Regulatory Spotlight on Banking Sector's Crypto Involvement
South Korean financial authorities have intensified scrutiny over traditional banks' connections with the cryptocurrency industry. The Virtual Assets Division of the Financial Services Commission has initiated a formal review examining the compliance of Hana Bank's indirect exposure to crypto exchange operations through a recent equity acquisition.
The Deal and Regulatory Boundaries
At the center of the investigation is Hana Bank's purchase of shares in Kakao Investment. This transaction would grant the bank indirect ownership of approximately 6.55% of Dunamu, the parent company operating Upbit—South Korea's largest digital asset exchange. Regulators are evaluating whether this arrangement violates the "separation of finance and virtual assets" guideline maintained since 2017.
FSC representatives stated unequivocally: "The same standards apply whether the investment is direct or indirect." Officials emphasized there has been no relaxation of existing rules, warning that the transaction could be terminated if found non-compliant.
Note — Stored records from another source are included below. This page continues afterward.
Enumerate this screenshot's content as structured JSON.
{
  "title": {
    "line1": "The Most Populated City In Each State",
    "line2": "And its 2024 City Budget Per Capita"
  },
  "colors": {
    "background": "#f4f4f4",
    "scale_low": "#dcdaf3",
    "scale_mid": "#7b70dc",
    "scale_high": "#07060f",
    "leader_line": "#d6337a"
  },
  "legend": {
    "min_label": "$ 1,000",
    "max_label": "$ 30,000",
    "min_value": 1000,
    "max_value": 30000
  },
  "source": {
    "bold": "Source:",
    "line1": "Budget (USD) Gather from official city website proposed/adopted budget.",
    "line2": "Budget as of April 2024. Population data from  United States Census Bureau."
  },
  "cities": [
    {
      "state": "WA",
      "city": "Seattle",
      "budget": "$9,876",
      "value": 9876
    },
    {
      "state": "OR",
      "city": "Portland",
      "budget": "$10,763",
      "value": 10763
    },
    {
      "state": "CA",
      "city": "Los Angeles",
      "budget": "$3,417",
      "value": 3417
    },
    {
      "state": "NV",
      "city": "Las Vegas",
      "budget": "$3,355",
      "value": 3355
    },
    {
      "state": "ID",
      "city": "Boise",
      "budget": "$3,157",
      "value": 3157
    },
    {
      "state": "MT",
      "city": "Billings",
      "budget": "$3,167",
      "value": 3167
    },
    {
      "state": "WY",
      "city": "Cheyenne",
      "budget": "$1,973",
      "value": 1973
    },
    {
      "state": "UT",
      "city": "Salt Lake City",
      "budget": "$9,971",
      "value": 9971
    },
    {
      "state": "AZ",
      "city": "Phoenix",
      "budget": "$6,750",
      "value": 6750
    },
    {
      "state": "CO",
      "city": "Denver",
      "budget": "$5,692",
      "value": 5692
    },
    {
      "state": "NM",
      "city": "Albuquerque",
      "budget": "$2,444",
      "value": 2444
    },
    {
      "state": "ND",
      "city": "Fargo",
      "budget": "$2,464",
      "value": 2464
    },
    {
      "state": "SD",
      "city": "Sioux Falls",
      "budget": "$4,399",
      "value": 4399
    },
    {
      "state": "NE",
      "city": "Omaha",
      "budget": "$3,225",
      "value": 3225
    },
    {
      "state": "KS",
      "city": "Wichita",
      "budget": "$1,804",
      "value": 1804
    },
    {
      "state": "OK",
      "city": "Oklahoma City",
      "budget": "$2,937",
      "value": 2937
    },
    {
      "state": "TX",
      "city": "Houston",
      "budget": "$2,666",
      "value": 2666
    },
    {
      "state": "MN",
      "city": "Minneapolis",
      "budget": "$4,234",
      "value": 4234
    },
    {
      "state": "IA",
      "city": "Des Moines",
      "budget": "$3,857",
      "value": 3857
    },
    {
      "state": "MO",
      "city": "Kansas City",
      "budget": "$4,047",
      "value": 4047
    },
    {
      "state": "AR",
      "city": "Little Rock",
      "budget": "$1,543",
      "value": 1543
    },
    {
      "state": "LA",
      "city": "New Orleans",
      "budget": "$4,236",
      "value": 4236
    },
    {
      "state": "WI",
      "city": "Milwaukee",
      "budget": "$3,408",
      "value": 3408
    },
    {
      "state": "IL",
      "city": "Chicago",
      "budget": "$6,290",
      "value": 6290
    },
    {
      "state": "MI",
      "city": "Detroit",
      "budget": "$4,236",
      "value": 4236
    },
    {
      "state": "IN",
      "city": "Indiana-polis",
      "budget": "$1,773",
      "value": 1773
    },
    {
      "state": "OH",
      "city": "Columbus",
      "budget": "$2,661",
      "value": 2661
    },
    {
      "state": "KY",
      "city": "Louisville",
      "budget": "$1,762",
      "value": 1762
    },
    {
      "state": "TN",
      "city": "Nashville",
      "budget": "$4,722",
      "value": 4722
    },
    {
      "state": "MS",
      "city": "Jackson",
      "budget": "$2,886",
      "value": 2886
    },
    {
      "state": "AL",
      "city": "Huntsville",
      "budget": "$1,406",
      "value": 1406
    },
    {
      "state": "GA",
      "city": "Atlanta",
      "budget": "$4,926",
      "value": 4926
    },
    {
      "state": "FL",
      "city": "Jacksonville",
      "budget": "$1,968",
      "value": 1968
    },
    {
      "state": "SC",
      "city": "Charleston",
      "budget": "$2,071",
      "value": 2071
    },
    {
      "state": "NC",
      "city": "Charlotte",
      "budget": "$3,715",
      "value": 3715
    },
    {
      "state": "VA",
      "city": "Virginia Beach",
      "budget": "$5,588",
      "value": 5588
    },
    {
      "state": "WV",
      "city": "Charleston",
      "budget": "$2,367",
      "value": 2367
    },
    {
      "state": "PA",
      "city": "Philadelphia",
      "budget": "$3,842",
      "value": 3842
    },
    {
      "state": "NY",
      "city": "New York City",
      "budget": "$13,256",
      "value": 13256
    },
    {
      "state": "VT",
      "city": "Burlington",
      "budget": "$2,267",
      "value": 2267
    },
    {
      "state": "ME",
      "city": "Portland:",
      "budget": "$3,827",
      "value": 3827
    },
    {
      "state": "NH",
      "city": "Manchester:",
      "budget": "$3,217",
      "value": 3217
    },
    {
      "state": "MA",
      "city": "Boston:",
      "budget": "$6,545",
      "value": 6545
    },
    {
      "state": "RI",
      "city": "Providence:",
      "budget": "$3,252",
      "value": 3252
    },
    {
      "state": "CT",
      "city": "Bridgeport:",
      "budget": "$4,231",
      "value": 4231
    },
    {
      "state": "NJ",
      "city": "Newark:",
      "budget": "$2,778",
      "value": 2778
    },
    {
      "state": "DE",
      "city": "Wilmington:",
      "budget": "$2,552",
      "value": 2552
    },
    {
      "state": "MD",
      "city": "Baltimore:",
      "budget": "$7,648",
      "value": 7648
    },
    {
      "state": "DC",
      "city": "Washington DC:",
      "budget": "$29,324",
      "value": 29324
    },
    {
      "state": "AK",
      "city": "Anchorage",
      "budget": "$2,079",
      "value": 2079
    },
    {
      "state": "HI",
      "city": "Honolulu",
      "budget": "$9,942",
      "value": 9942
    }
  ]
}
Current Framework and Future Directions
- Regulatory Status: The separation principle remains an administrative guideline without formal legislative codification
- Implementation Period: Enforced consistently since 2017 to isolate traditional financial institutions from virtual asset risks
- Legislative Outlook: These requirements may be incorporated into upcoming digital asset legislation like the Digital Asset Basic Act
This review underscores South Korea's cautious regulatory approach toward virtual assets. As digital markets become increasingly intertwined with conventional finance, balancing innovation promotion with risk containment will remain a critical challenge for policymakers moving forward.